Economia & Negócios

Professor de Economia da UFPB fala sobre a causalidade encontrada na rua

DEPART. DE ECONOMIA


26/01/2018



O professor de economia da Universidade Federal da Paraíba (UFPB), Erik Figueiredo, fala sobre a causalidade encontrada na rua. O artigo semanal é uma parceria do Departamento de Economia da UFPB com o Grupo WSCOM.

Segundo o especialista, é preciso combater a pesquisa empírica ruim e estabelecer relações causais.

Confira o artigo na íntegra:

A causalidade encontrada na rua
Por Erik Figueiredo

Pesquisas recentes, em especial nas áreas de ciências sociais aplicadas e biomédicas, têm demandado instrumentais capazes de estabelecer relações causais. Afinal, de que vale afirmar que uma maior número de armas em poder da população esta associado a um número maior de crimes, se não é possível demonstrar que a posse (ou porte) dessas armas causam o crime? Ou, de uma outra forma, qual a utilidade de associar determinados comportamentos na gravidez — como o ato de consumir álcool e/ou cafeína — ao aborto espontâneo, se não há evidencia sólida para demonstrar que os comportamentos fora do padrão causam o aborto? Enfim, poderia gastar mais alguns parágrafos listando exemplos, mas o objetivo deste artigo é demonstrar que a obtenção de uma relação causal enfrenta dois tipos de problemas: o primeiro de ordem técnica, uma vez que os métodos demandam maiores esforços intelectual e computacional. O segundo, mais interessante para essa coluna, diz respeito as crenças pré-estabelecidas que as relações causais possuem.

Não vou me deter muito na questão técnica, mas não posso deixar de citar as referências fundamentais dessa área, são elas: "Angrist, J. and Pischke, Mostly Harmless Econometrics: An Empiricist's Companion, Princeton University Press, 2009” e "Imbens, G. and Rubin, D. Causal Inference for Statistics, Social, and Biomedical Sciences: An Introduction, Cambridge University Press, 2017”. Estes são os livros que devem guiar os estudos dessa área da econometria. Eles são indicados para aqueles que não temem transitar em meio a métodos empíricos complexos.

Contudo, como já mencionado, as crenças relacionadas as relações causais são mais interessantes. Usarei alguns exemplos para ilustrar meu raciocínio. Parece não haver duvida de que fumar causa câncer; também não se discute que o ato de tomar café durante uma gravidez pode estimular o aborto espontâneo; ou de que uma política de qualificação dos trabalhadores aumenta as suas chances alocação no mercado de trabalho. Tudo isso parece obvio, porém, a determinação dessas causalidades está longe de ser trivial.

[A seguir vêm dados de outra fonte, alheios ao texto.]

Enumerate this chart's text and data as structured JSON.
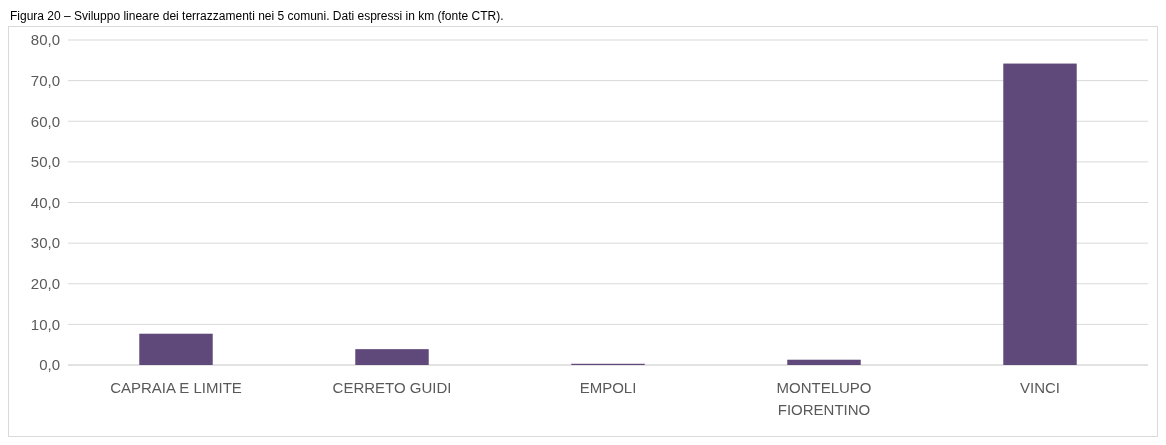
{
  "chart_data": {
    "type": "bar",
    "title": "Figura 20 – Sviluppo lineare dei terrazzamenti nei 5 comuni. Dati espressi in km (fonte CTR).",
    "categories": [
      "CAPRAIA E LIMITE",
      "CERRETO GUIDI",
      "EMPOLI",
      "MONTELUPO FIORENTINO",
      "VINCI"
    ],
    "values": [
      7.7,
      3.9,
      0.3,
      1.3,
      74.2
    ],
    "color": "#5f497a",
    "ylim": [
      0,
      80
    ],
    "yticks": [
      {
        "value": 0,
        "label": "0,0"
      },
      {
        "value": 10,
        "label": "10,0"
      },
      {
        "value": 20,
        "label": "20,0"
      },
      {
        "value": 30,
        "label": "30,0"
      },
      {
        "value": 40,
        "label": "40,0"
      },
      {
        "value": 50,
        "label": "50,0"
      },
      {
        "value": 60,
        "label": "60,0"
      },
      {
        "value": 70,
        "label": "70,0"
      },
      {
        "value": 80,
        "label": "80,0"
      }
    ],
    "grid": "y"
  }
}
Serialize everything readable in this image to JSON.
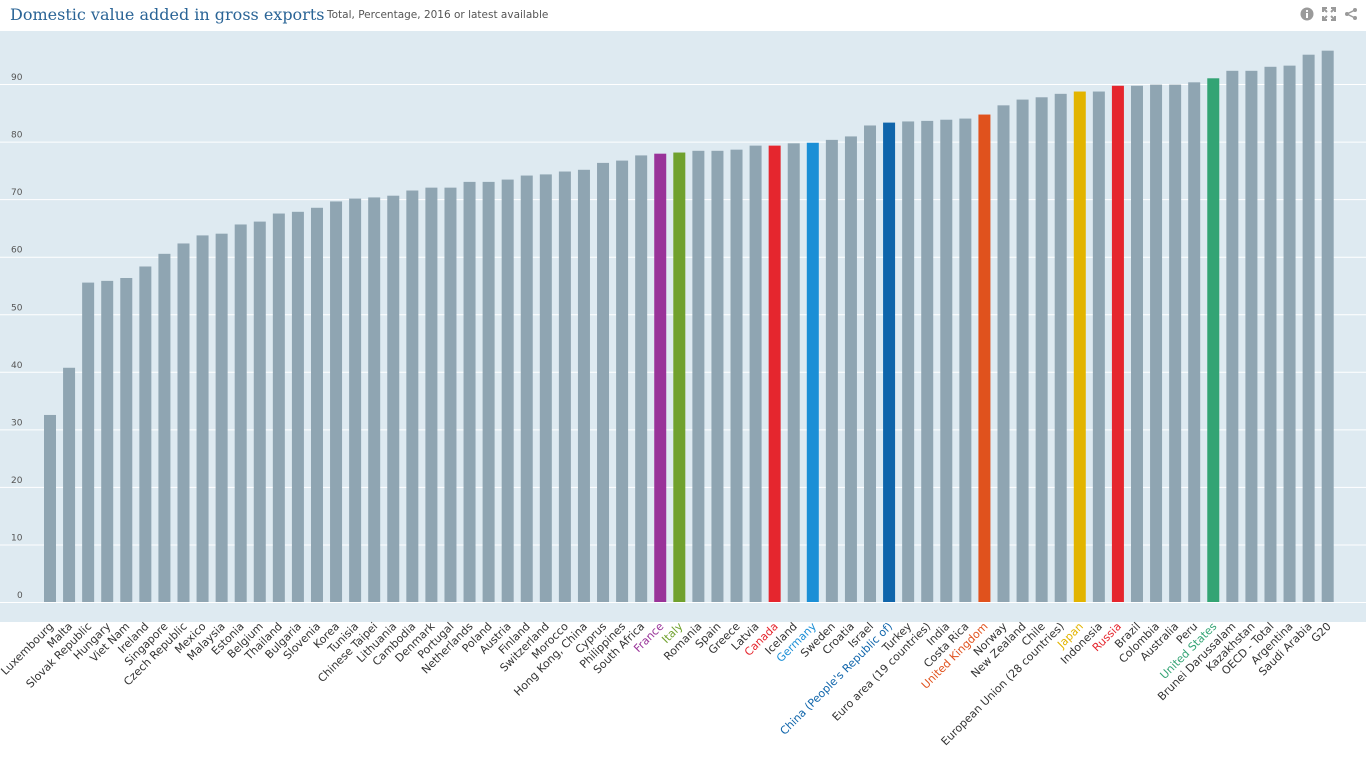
{
  "header": {
    "title": "Domestic value added in gross exports",
    "subtitle": "Total, Percentage, 2016 or latest available",
    "icons": [
      "info-icon",
      "fullscreen-icon",
      "share-icon"
    ]
  },
  "colors": {
    "default_bar": "#8fa5b2",
    "plot_bg": "#deeaf1",
    "grid": "#ffffff",
    "tick_text": "#555555",
    "title": "#2a6496"
  },
  "chart_data": {
    "type": "bar",
    "title": "Domestic value added in gross exports",
    "subtitle": "Total, Percentage, 2016 or latest available",
    "xlabel": "",
    "ylabel": "",
    "ylim": [
      0,
      100
    ],
    "yticks": [
      0,
      10,
      20,
      30,
      40,
      50,
      60,
      70,
      80,
      90
    ],
    "grid": true,
    "categories": [
      "Luxembourg",
      "Malta",
      "Slovak Republic",
      "Hungary",
      "Viet Nam",
      "Ireland",
      "Singapore",
      "Czech Republic",
      "Mexico",
      "Malaysia",
      "Estonia",
      "Belgium",
      "Thailand",
      "Bulgaria",
      "Slovenia",
      "Korea",
      "Tunisia",
      "Chinese Taipei",
      "Lithuania",
      "Cambodia",
      "Denmark",
      "Portugal",
      "Netherlands",
      "Poland",
      "Austria",
      "Finland",
      "Switzerland",
      "Morocco",
      "Hong Kong, China",
      "Cyprus",
      "Philippines",
      "South Africa",
      "France",
      "Italy",
      "Romania",
      "Spain",
      "Greece",
      "Latvia",
      "Canada",
      "Iceland",
      "Germany",
      "Sweden",
      "Croatia",
      "Israel",
      "China (People's Republic of)",
      "Turkey",
      "Euro area (19 countries)",
      "India",
      "Costa Rica",
      "United Kingdom",
      "Norway",
      "New Zealand",
      "Chile",
      "European Union (28 countries)",
      "Japan",
      "Indonesia",
      "Russia",
      "Brazil",
      "Colombia",
      "Australia",
      "Peru",
      "United States",
      "Brunei Darussalam",
      "Kazakhstan",
      "OECD - Total",
      "Argentina",
      "Saudi Arabia",
      "G20"
    ],
    "values": [
      32.5,
      40.7,
      55.5,
      55.8,
      56.3,
      58.3,
      60.5,
      62.3,
      63.7,
      64.0,
      65.6,
      66.1,
      67.5,
      67.8,
      68.5,
      69.6,
      70.1,
      70.3,
      70.6,
      71.5,
      72.0,
      72.0,
      73.0,
      73.0,
      73.4,
      74.1,
      74.3,
      74.8,
      75.1,
      76.3,
      76.7,
      77.6,
      77.9,
      78.1,
      78.4,
      78.4,
      78.6,
      79.3,
      79.3,
      79.7,
      79.8,
      80.3,
      80.9,
      82.8,
      83.3,
      83.5,
      83.6,
      83.8,
      84.0,
      84.7,
      86.3,
      87.3,
      87.7,
      88.3,
      88.7,
      88.7,
      89.7,
      89.7,
      89.9,
      89.9,
      90.3,
      91.0,
      92.3,
      92.3,
      93.0,
      93.2,
      95.1,
      95.8
    ],
    "highlights": {
      "France": "#993399",
      "Italy": "#70a12e",
      "Canada": "#e5262e",
      "Germany": "#1b8fd6",
      "China (People's Republic of)": "#0f65ab",
      "United Kingdom": "#e0521d",
      "Japan": "#e2b400",
      "Russia": "#e5262e",
      "United States": "#33a474"
    }
  }
}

Poderíamos jogar dúvidas simples do tipo: gravidezes saudáveis geralmente são acompanhadas por enjoos intensos fazendo com que as mulheres evitem bebidas à base de cafeína. O inverso seria aplicado a gravidezes pouco saudáveis. Logo, a pergunta central para um estudo nessa área seria: o ato de tomar café estimula o aborto, ou mulheres com alta probabilidade de abortar possuem menos enjoos e, por isso, tomam mais café? Outra crença muito famosa no meio da sociologia do crime, a teoria das janelas quebradas, postula que há mais crime em localidades com maior degradação, isto é, com praças abandonadas, muros caídos e janelas com vidros quebrados. Sendo assim, embelezar esses locais ajudará a combater o crime. Não precisamos ir longe ir longe para encontrar uma aplicação dessa teoria, basta lembrar que um candidato da esquerda carioca chegou a afirmar que o problema da criminalidade do Rio de Janeiro poderia ser combatido iluminando as ruas. Neste caso, poderíamos questionar: a alta criminalidade nessas localidades é fruto das janelas quebradas ou; as janelas estão quebradas porque lá existe crime? Em ambos os casos, aceitar a crença inicial faz com que os formuladores de política foquem em um elemento não causal, tornando a ação não eficiente. Ou seja, combate-se o café, a redução aborto não é observada. Iluminam-se as ruas, pintam-se as fachadas das casas e a criminalidade não é reduzida. Precisamos combater a pesquisa empírica ruim. Precisamos estabelecer relações causais. Chega de "causalidade encontrada na rua”.